Using Airflow to orchestrate data pipelines
May 6, 2021•236 words
(this blog post is auto-generated via gpt-neo)
Using airflow to orchestrate your data pipelines
In many organizations, data pipelines are used to transfer data with as little manual intervention as possible to keep the time to value of the process as low as possible. The following video demonstrates how to set up and orchestrate a data pipeline on AWS with AWS CloudFormation.
Note
It’s important to pay attention to AWS documentation when setting up or updating any AWS resource. For example, using CloudFormation to update resource tags is not recommended.

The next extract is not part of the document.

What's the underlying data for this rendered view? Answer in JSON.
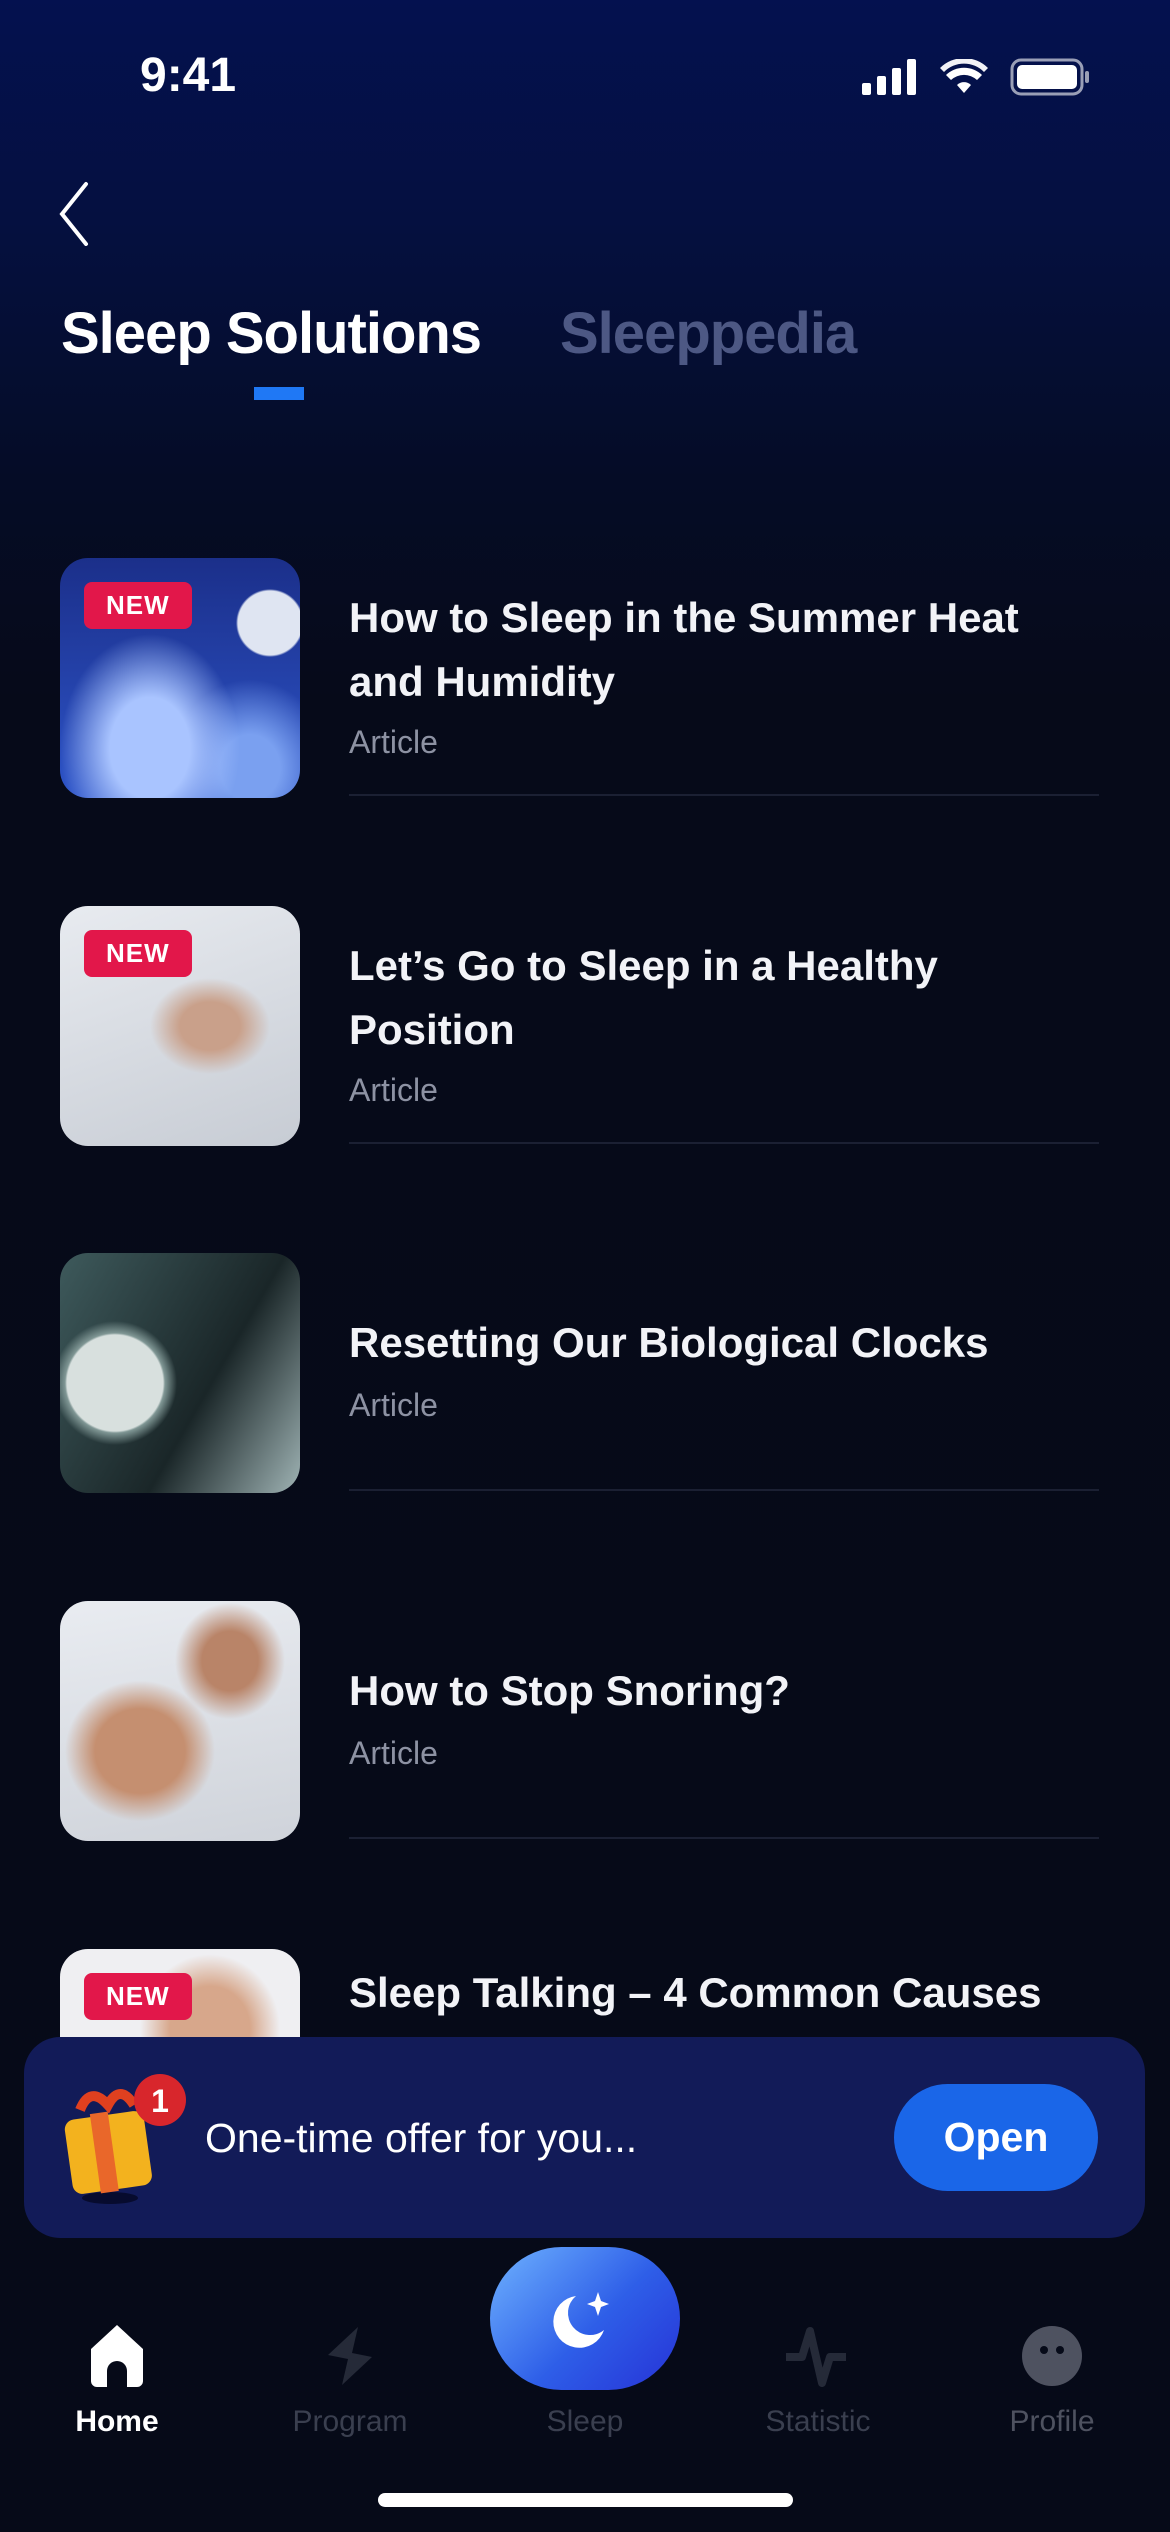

The new resource will be created at an unpredictable moment, or incorrectly updated, as resources that AWS recommends that you use to create resources are not created by CloudFormation.
While setting up a CloudFormation resource that can be updated after creation is a recommended, highly-guarded practice, AWS recommends against creating new resources, rather than simply updating existing ones, as the new resource will not be able to be deleted when the existing resource is deleted.
In this example, you will use an AWS Data Pipeline resource (called Source) to transfer data from one database to another database. This resource will transfer and maintain your data in your source database. After the data has been transferred, it will be dropped from the source database.
Note
The example in this post will use the PostgreSQL database, although any database is acceptable when using the Amazon RDS service.